A few weeks later, a Dutch district court in The Hague held, in Kiobel v. Royal Dutch Shell, that it had jurisdiction over claims by widows of activists executed in Nigeria alleging that Dutch and U.K. parent companies and their Nigerian subsidiary were accessories to the unlawful arrests, detentions, and executions of their husbands. The suit involved the same plaintiffs as the U.S. Kiobel case, but the claims before the Dutch court alleged violations of fundamental rights under Nigerian law, rather than violations of customary international law. Having recognized its jurisdiction to hear the claims, the Dutch court rejected most of them for lack of evidence, permitting further discovery only on the claim that the Nigerian subsidiary had bribed witnesses.

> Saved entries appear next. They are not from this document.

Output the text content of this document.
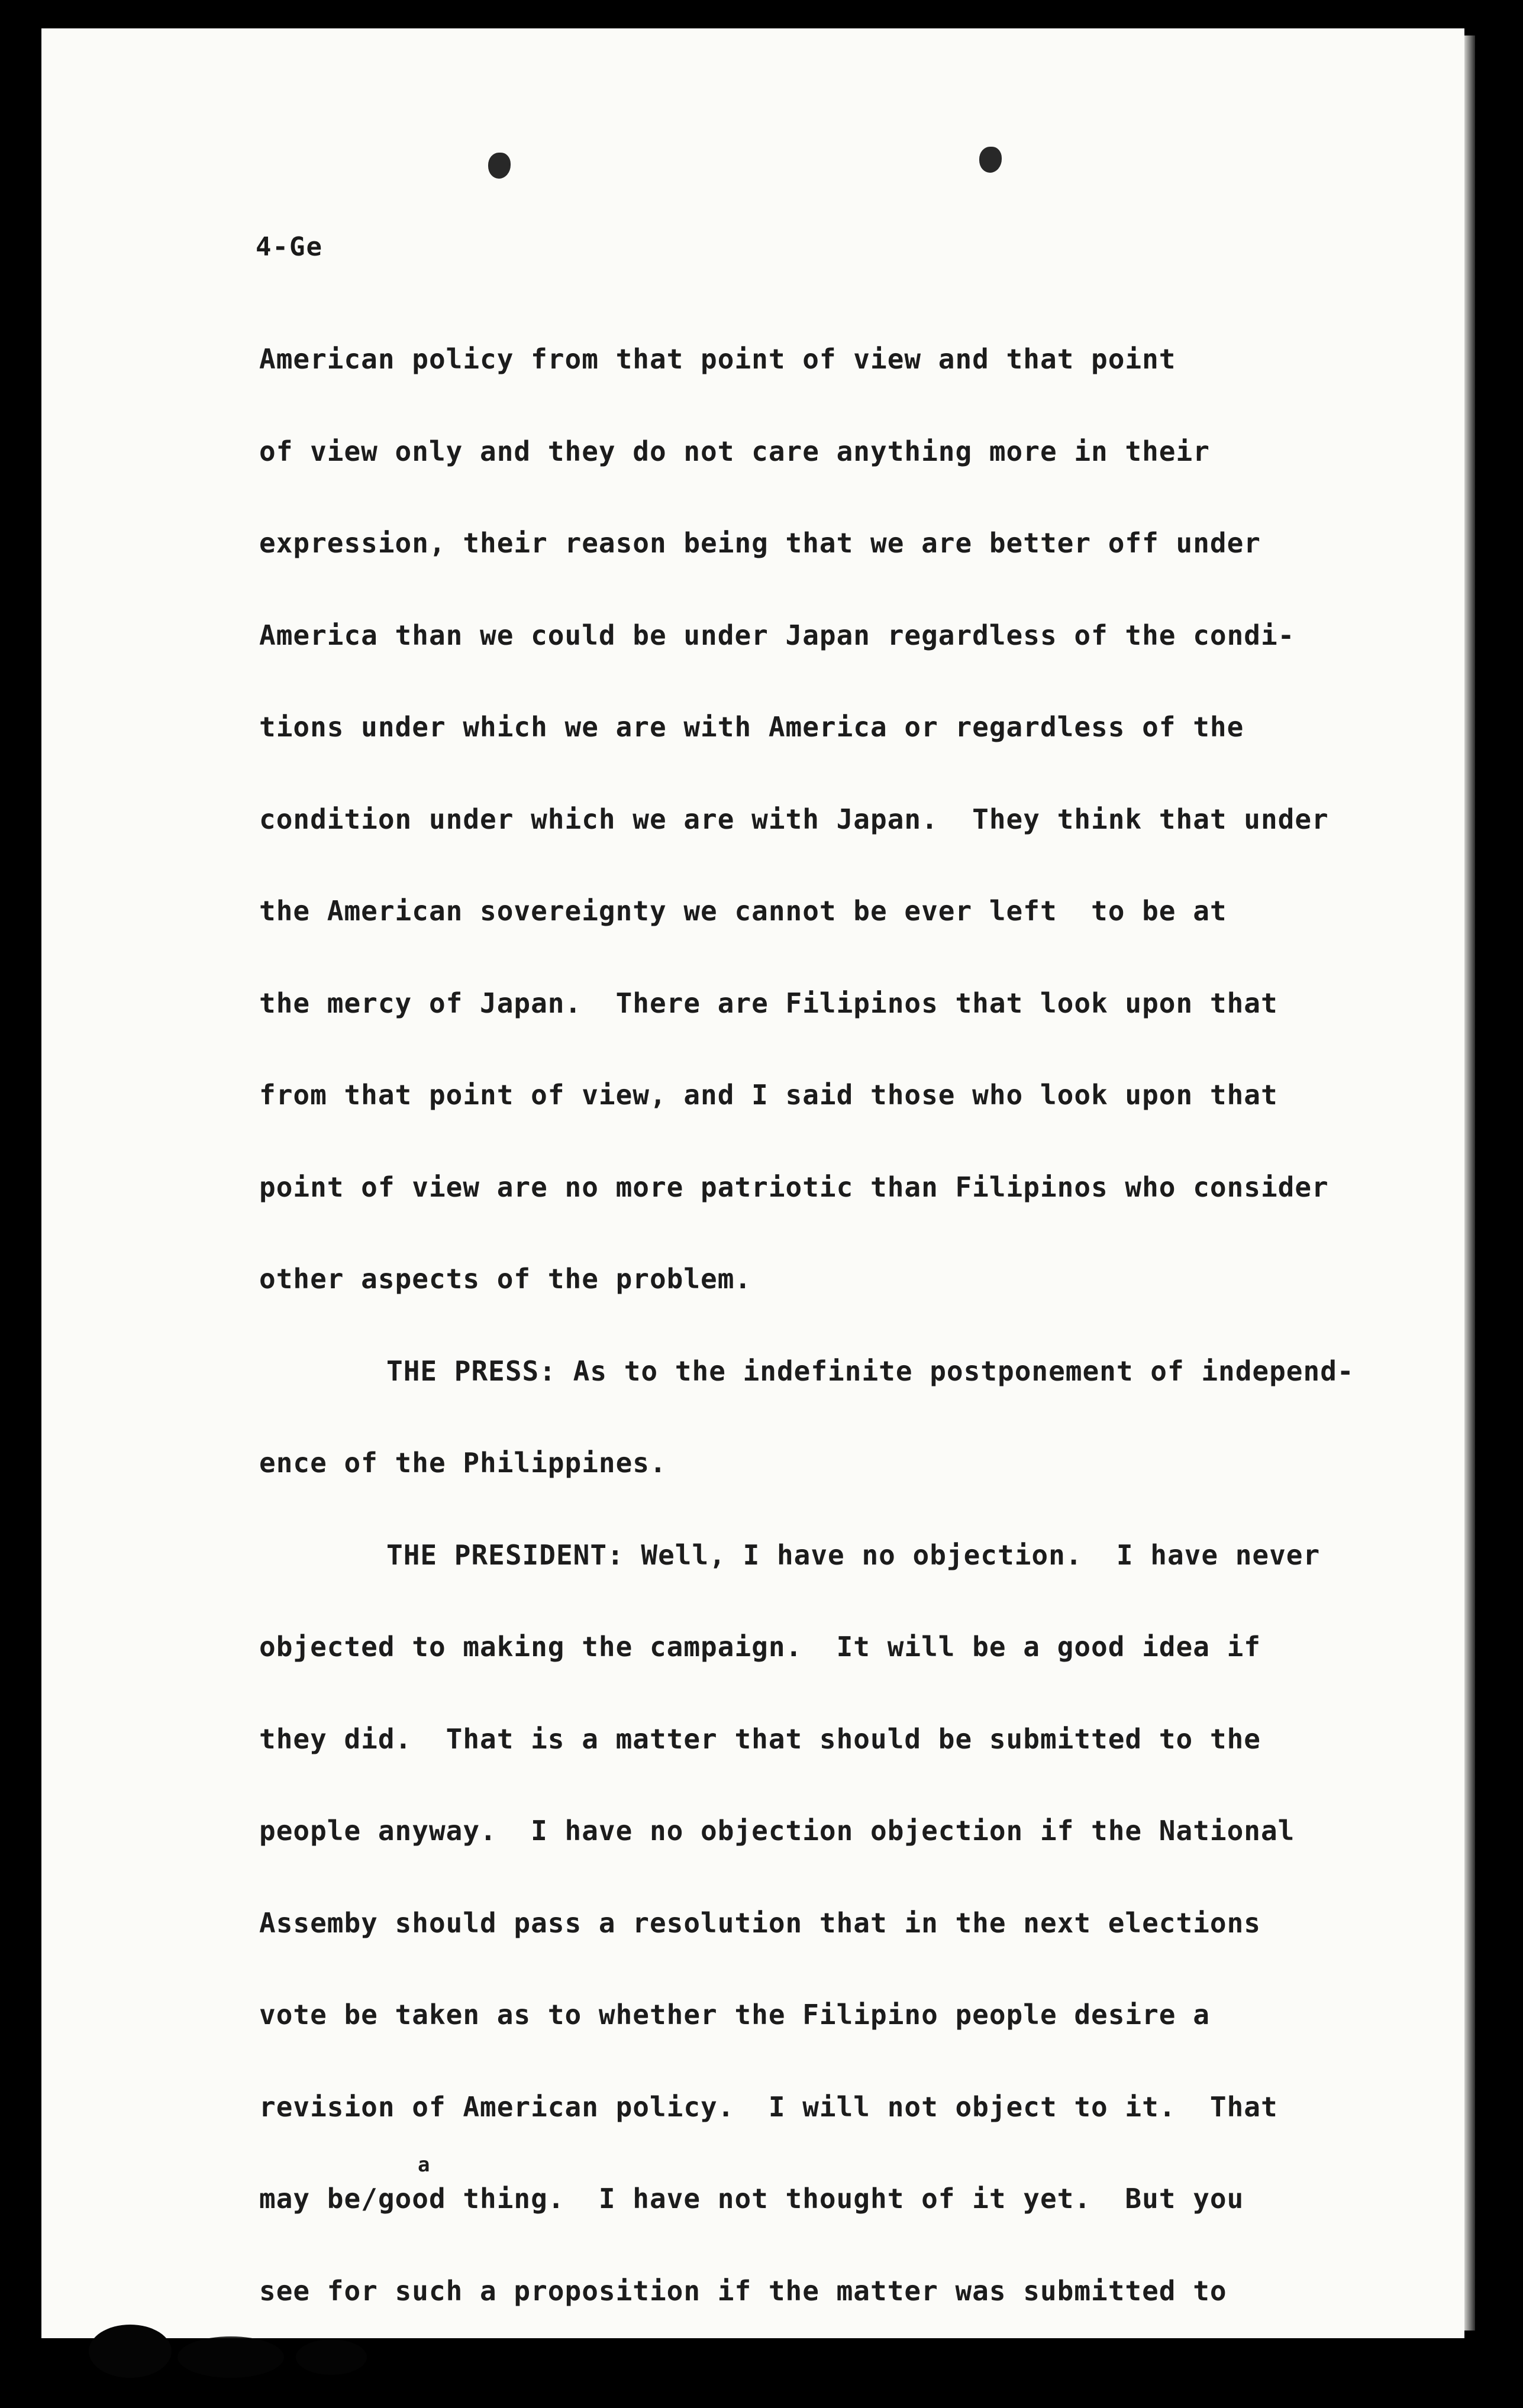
4-Ge
American policy from that point of view and that point
of view only and they do not care anything more in their
expression, their reason being that we are better off under
America than we could be under Japan regardless of the condi-
tions under which we are with America or regardless of the
condition under which we are with Japan.  They think that under
the American sovereignty we cannot be ever left  to be at
the mercy of Japan.  There are Filipinos that look upon that
from that point of view, and I said those who look upon that
point of view are no more patriotic than Filipinos who consider
other aspects of the problem.
THE PRESS: As to the indefinite postponement of independ-
ence of the Philippines.
THE PRESIDENT: Well, I have no objection.  I have never
objected to making the campaign.  It will be a good idea if
they did.  That is a matter that should be submitted to the
people anyway.  I have no objection objection if the National
Assemby should pass a resolution that in the next elections
vote be taken as to whether the Filipino people desire a
revision of American policy.  I will not object to it.  That
may be/good thing.  I have not thought of it yet.  But you
see for such a proposition if the matter was submitted to
a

In sum, as the U.S. Supreme Court has repeatedly limited the scope of the ATS cause of action against corporate defendants, other countries have begun to recognize the possibility of corporate liability for human rights violations. It is noteworthy that the Canadian, Dutch, and U.K. cases all involved claims against parent companies domiciled in those countries, companies over which personal jurisdiction was clearly proper. In the Dutch and U.K. cases, liability was premised on the domestic law of the country where the alleged torts occurred. In Nevsun, by contrast, the Canadian Supreme Court suggested that the trial court should apply customary international law directly, similar to what U.S. courts have done under the ATS.

As noted above, it seems clear that international human rights norms apply to corporations just as they apply to natural persons. But it is up to each nation to decide whether and how to provide redress for corporate violations of those norms in its own legal system. The road that the Canadian Supreme Court chose to take in Nevsun is a good one. But it is not the only one.